The Central Government has identified Tiruchi as one of the `clusters', under the cluster development programme. To make use of this, the ancillaries of BHEL have recently formed a company, under Section 25 of the Companies Act (non-profit companies), styled `Trichy Engineering and Technology Cluster Ltd'.
This company would receive the Rs 50-crore Government grant (over a five year period), under the cluster development programme. The units would have to bring in another Rs 16.66 crore, so that the Government's grant forms 75 per cent of the total corpus of the cluster.
This money is to be utilised for creating some common facilities, such as material handling systems and testing and calibration facilities, so that there is infrastructure available on hire. The cluster would also source raw material in bulk, therefore cheaper, for its members.

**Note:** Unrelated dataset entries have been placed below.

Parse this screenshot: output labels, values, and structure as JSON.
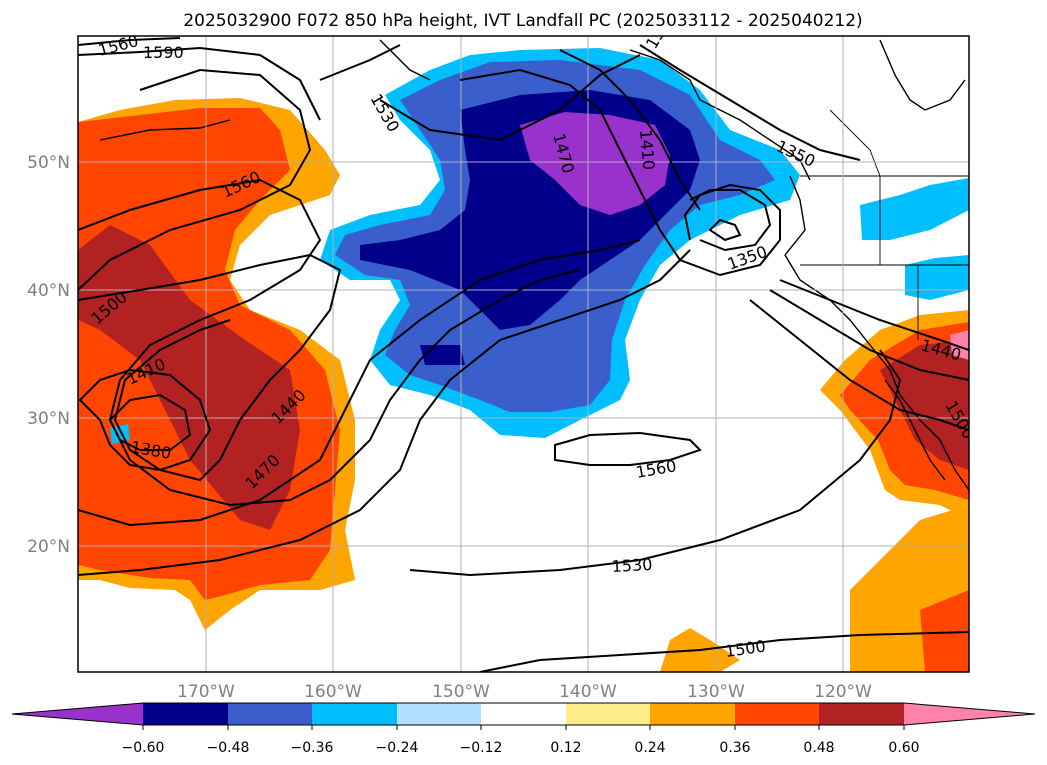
{
  "title": "2025032900 F072 850 hPa height, IVT Landfall PC (2025033112 - 2025040212)",
  "lat_ticks": [
    "50°N",
    "40°N",
    "30°N",
    "20°N"
  ],
  "lon_ticks": [
    "170°W",
    "160°W",
    "150°W",
    "140°W",
    "130°W",
    "120°W"
  ],
  "contour_labels": [
    "1560",
    "1590",
    "1530",
    "1560",
    "1470",
    "1410",
    "1380",
    "1350",
    "1350",
    "1500",
    "1410",
    "1380",
    "1440",
    "1470",
    "1560",
    "1530",
    "1500",
    "1440",
    "1500"
  ],
  "colorbar": {
    "ticks": [
      "−0.60",
      "−0.48",
      "−0.36",
      "−0.24",
      "−0.12",
      "0.12",
      "0.24",
      "0.36",
      "0.48",
      "0.60"
    ],
    "colors": [
      "#9932cc",
      "#00008b",
      "#3a5fcd",
      "#00bfff",
      "#b0e2ff",
      "#ffffff",
      "#ffec8b",
      "#ffa500",
      "#ff4500",
      "#b22222",
      "#ff82ab"
    ]
  }
}
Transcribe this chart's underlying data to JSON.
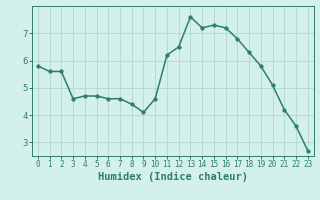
{
  "x": [
    0,
    1,
    2,
    3,
    4,
    5,
    6,
    7,
    8,
    9,
    10,
    11,
    12,
    13,
    14,
    15,
    16,
    17,
    18,
    19,
    20,
    21,
    22,
    23
  ],
  "y": [
    5.8,
    5.6,
    5.6,
    4.6,
    4.7,
    4.7,
    4.6,
    4.6,
    4.4,
    4.1,
    4.6,
    6.2,
    6.5,
    7.6,
    7.2,
    7.3,
    7.2,
    6.8,
    6.3,
    5.8,
    5.1,
    4.2,
    3.6,
    2.7
  ],
  "line_color": "#2e7d6e",
  "marker": "o",
  "marker_size": 2.5,
  "bg_color": "#d4f0ec",
  "grid_color": "#afd8d0",
  "grid_minor_color": "#c8eae5",
  "xlabel": "Humidex (Indice chaleur)",
  "xlim": [
    -0.5,
    23.5
  ],
  "ylim": [
    2.5,
    8.0
  ],
  "yticks": [
    3,
    4,
    5,
    6,
    7
  ],
  "xticks": [
    0,
    1,
    2,
    3,
    4,
    5,
    6,
    7,
    8,
    9,
    10,
    11,
    12,
    13,
    14,
    15,
    16,
    17,
    18,
    19,
    20,
    21,
    22,
    23
  ],
  "tick_color": "#2e7d6e",
  "label_color": "#2e7d6e",
  "xlabel_fontsize": 7.5,
  "tick_fontsize": 5.5,
  "ytick_fontsize": 6.5,
  "linewidth": 1.1
}
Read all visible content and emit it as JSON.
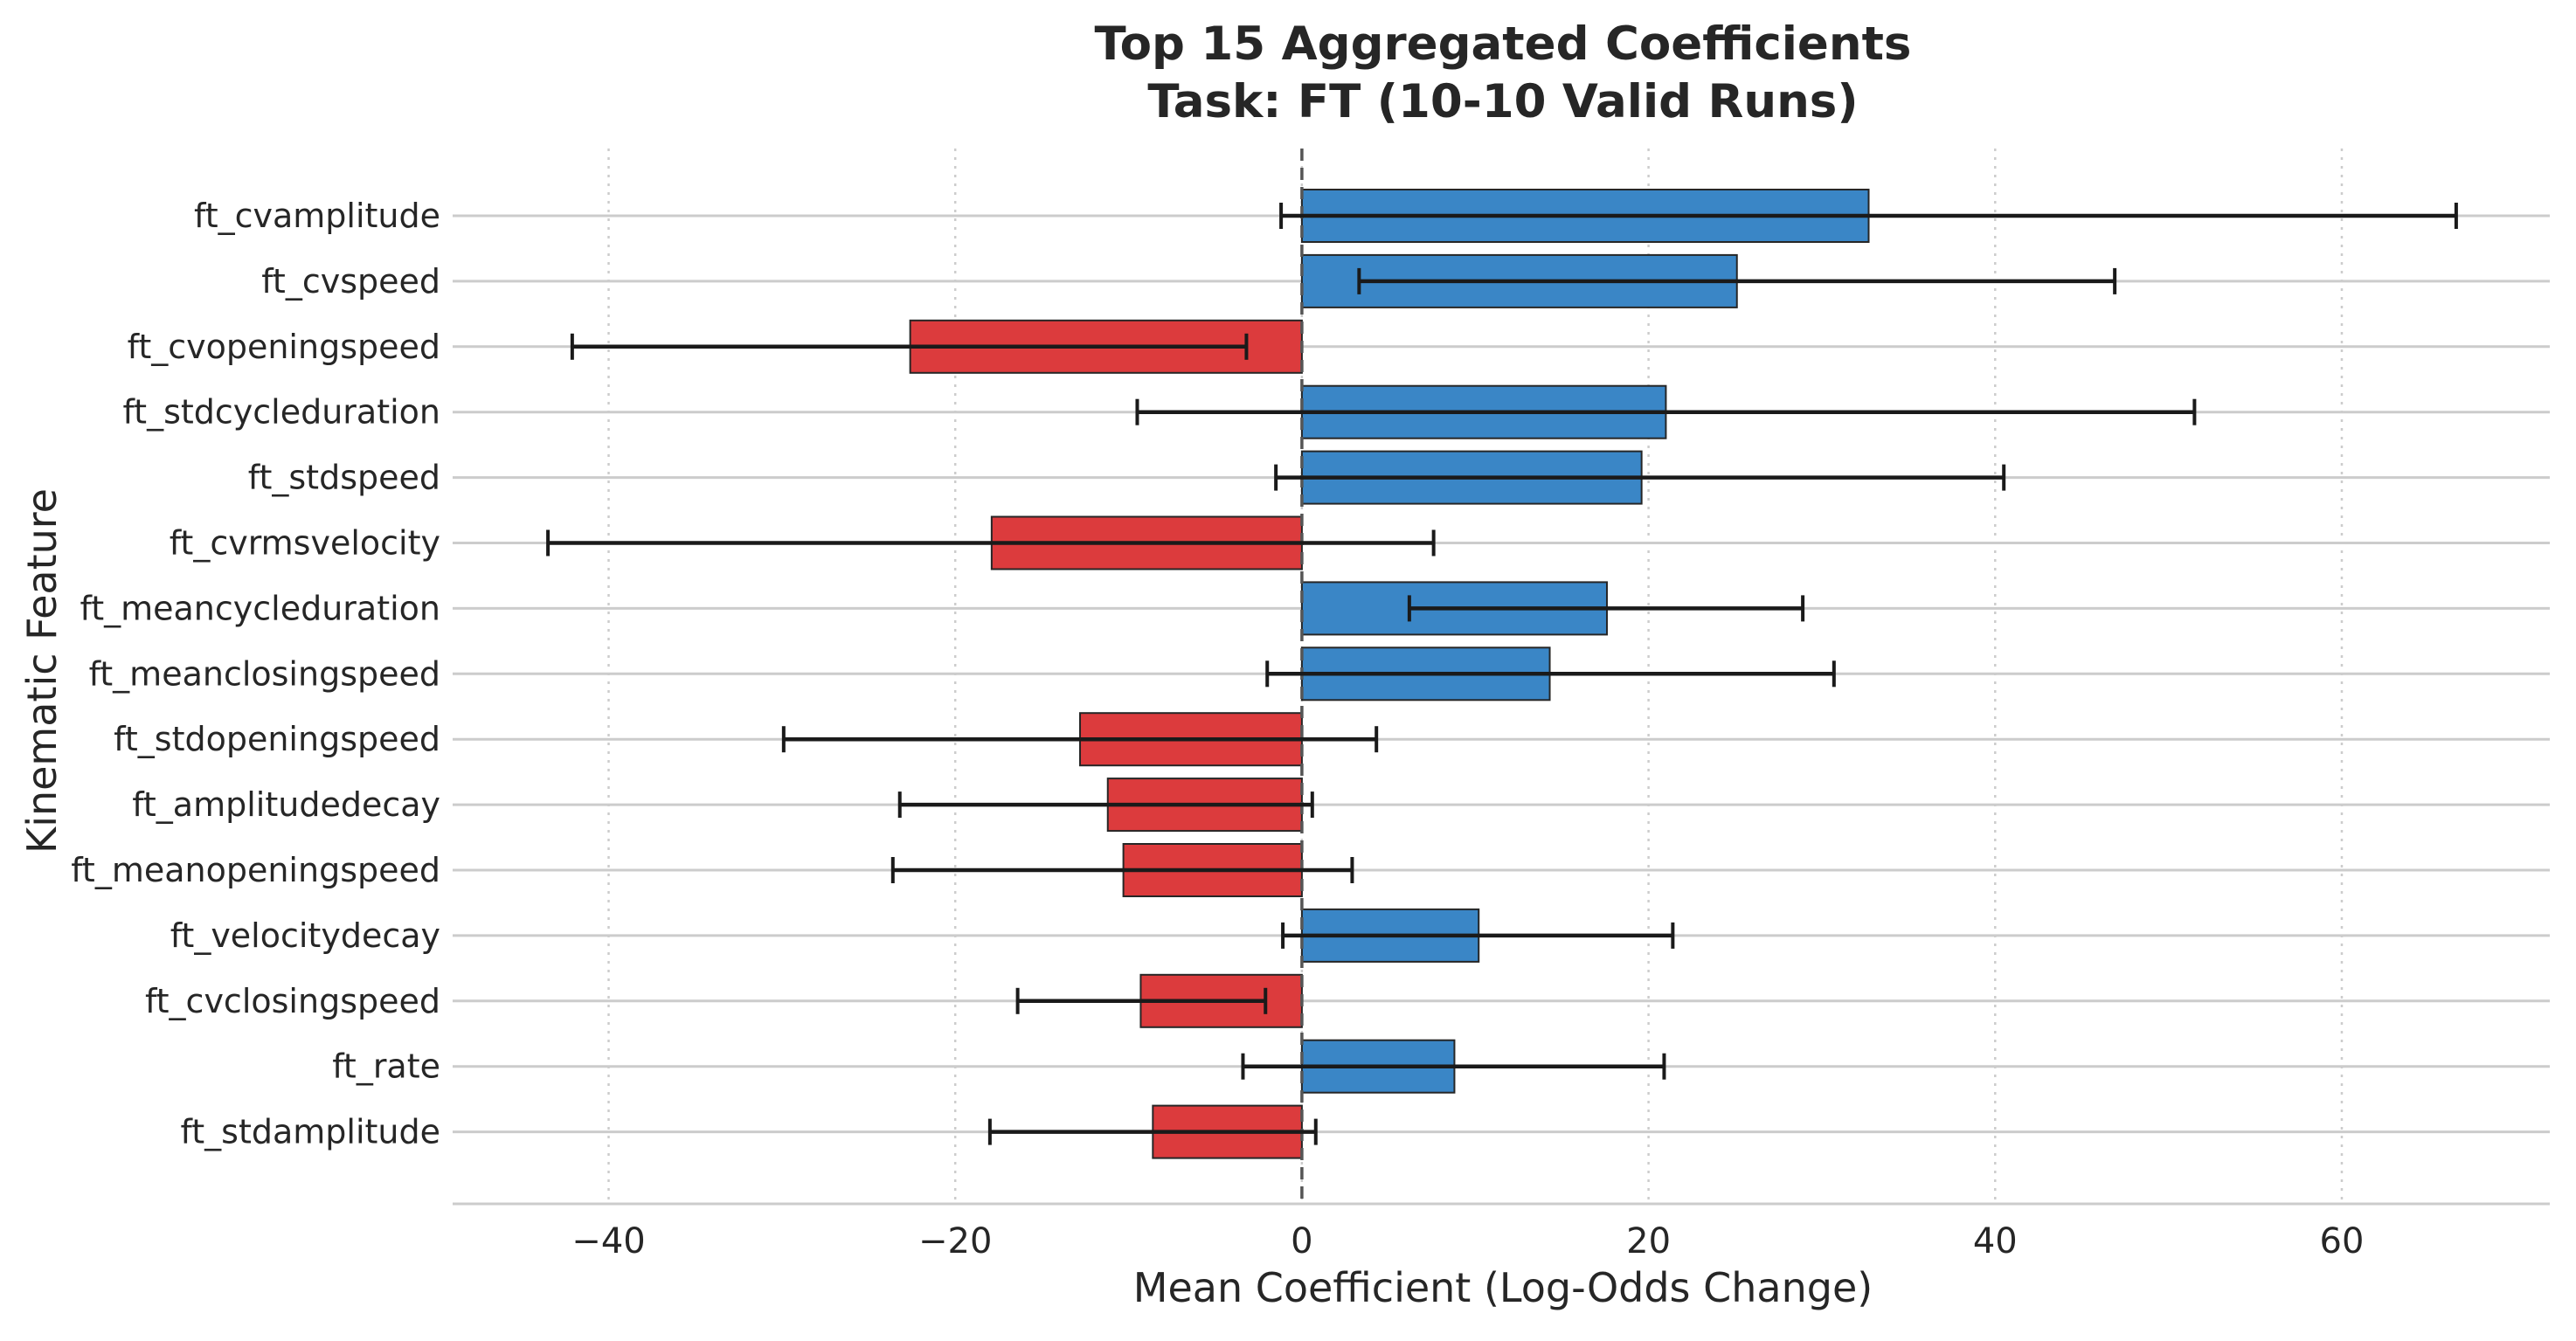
{
  "chart_data": {
    "type": "bar",
    "orientation": "horizontal",
    "title": [
      "Top 15 Aggregated Coefficients",
      "Task: FT (10-10 Valid Runs)"
    ],
    "xlabel": "Mean Coefficient (Log-Odds Change)",
    "ylabel": "Kinematic Feature",
    "xlim": [
      -49,
      72
    ],
    "xticks": [
      -40,
      -20,
      0,
      20,
      40,
      60
    ],
    "xtick_labels": [
      "−40",
      "−20",
      "0",
      "20",
      "40",
      "60"
    ],
    "grid": "x-dotted, y-solid",
    "zero_line": true,
    "colors": {
      "positive": "#3a86c6",
      "negative": "#dc3b3d",
      "edge": "#262626",
      "error_bar": "#1a1a1a",
      "grid": "#cccccc"
    },
    "categories": [
      "ft_cvamplitude",
      "ft_cvspeed",
      "ft_cvopeningspeed",
      "ft_stdcycleduration",
      "ft_stdspeed",
      "ft_cvrmsvelocity",
      "ft_meancycleduration",
      "ft_meanclosingspeed",
      "ft_stdopeningspeed",
      "ft_amplitudedecay",
      "ft_meanopeningspeed",
      "ft_velocitydecay",
      "ft_cvclosingspeed",
      "ft_rate",
      "ft_stdamplitude"
    ],
    "values": [
      32.7,
      25.1,
      -22.6,
      21.0,
      19.6,
      -17.9,
      17.6,
      14.3,
      -12.8,
      -11.2,
      -10.3,
      10.2,
      -9.3,
      8.8,
      -8.6
    ],
    "error_low": [
      -1.2,
      3.3,
      -42.1,
      -9.5,
      -1.5,
      -43.5,
      6.2,
      -2.0,
      -29.9,
      -23.2,
      -23.6,
      -1.1,
      -16.4,
      -3.4,
      -18.0
    ],
    "error_high": [
      66.6,
      46.9,
      -3.2,
      51.5,
      40.5,
      7.6,
      28.9,
      30.7,
      4.3,
      0.6,
      2.9,
      21.4,
      -2.1,
      20.9,
      0.8
    ]
  }
}
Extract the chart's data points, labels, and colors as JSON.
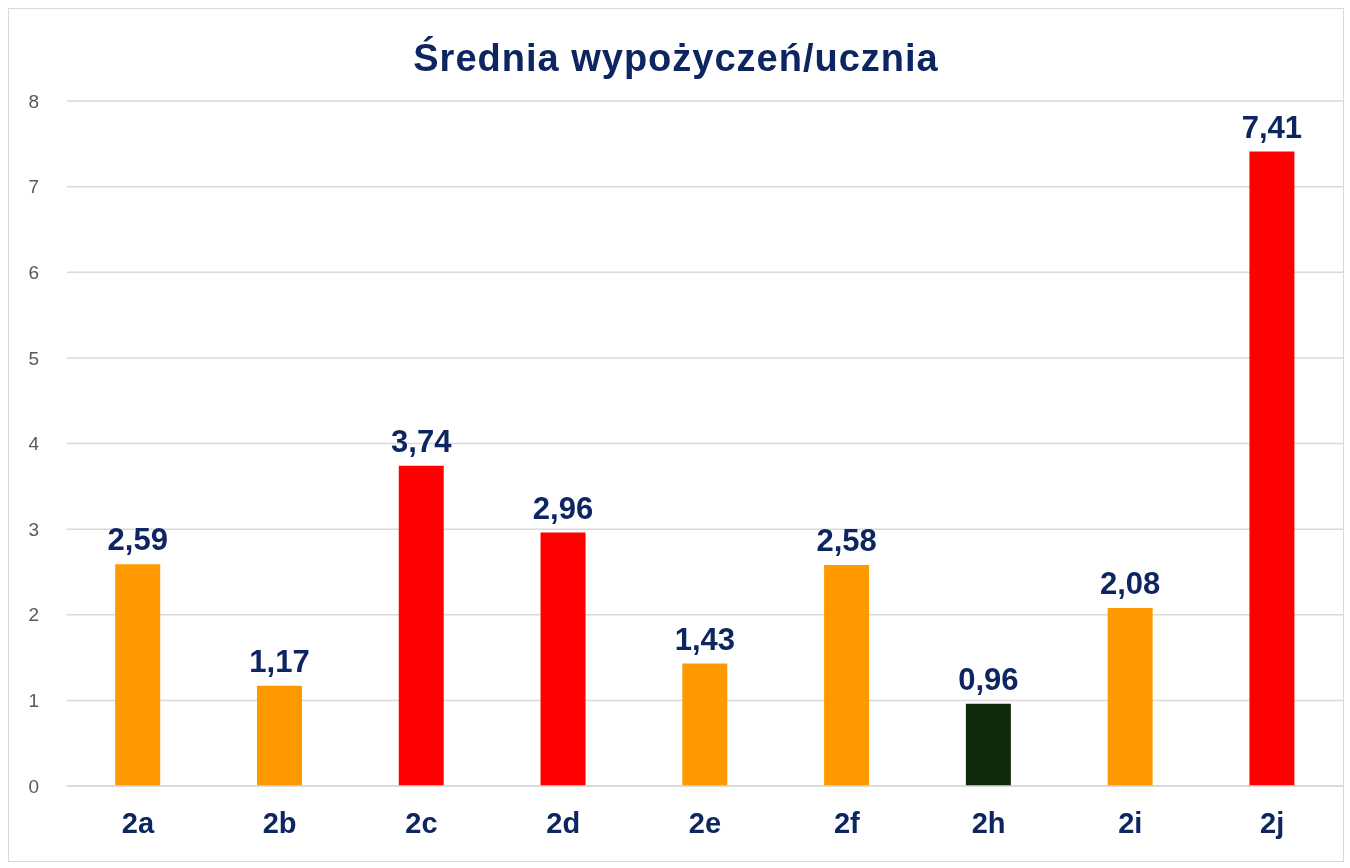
{
  "chart_data": {
    "type": "bar",
    "title": "Średnia wypożyczeń/ucznia",
    "categories": [
      "2a",
      "2b",
      "2c",
      "2d",
      "2e",
      "2f",
      "2h",
      "2i",
      "2j"
    ],
    "values": [
      2.59,
      1.17,
      3.74,
      2.96,
      1.43,
      2.58,
      0.96,
      2.08,
      7.41
    ],
    "colors": [
      "#ff9900",
      "#ff9900",
      "#ff0000",
      "#ff0000",
      "#ff9900",
      "#ff9900",
      "#0f2a0a",
      "#ff9900",
      "#ff0000"
    ],
    "value_labels": [
      "2,59",
      "1,17",
      "3,74",
      "2,96",
      "1,43",
      "2,58",
      "0,96",
      "2,08",
      "7,41"
    ],
    "ylim": [
      0,
      8
    ],
    "yticks": [
      0,
      1,
      2,
      3,
      4,
      5,
      6,
      7,
      8
    ],
    "grid": "y"
  }
}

As regards beginning to do on-site work, the Association feels there is a need for some hand-holding initially. "There is a potential for doing 200,000 tonnes of work, on-site," says Mr R. Rajappa Rajkumar, President, BHEL Small Scale Industries Association.
Mr M. Kannappan, Additional General Manager (Ancillary Development and Sub contracting), BHEL, is ready to help. He said he recently took a team of ancillary unit representatives to NTPC's plant at Ramagundam in January, to acquaint them with the nature of the on-site work.
The team came back with enhanced confidence, but many units feel that on-site jobs should be undertaken by groups of units, rather than individually.
"How to manage the local labour is a big question," feels Mr K.G. Muralidharan, Secretary of the Association. But the general feeling is that it is only a matter of time before the fabrication units start accepting on-site jobs.
With this three-pronged strategy, the Association expects the total value of business to grow to about Rs 250 crore by 2005 and to about Rs 500 crore in the next ten years.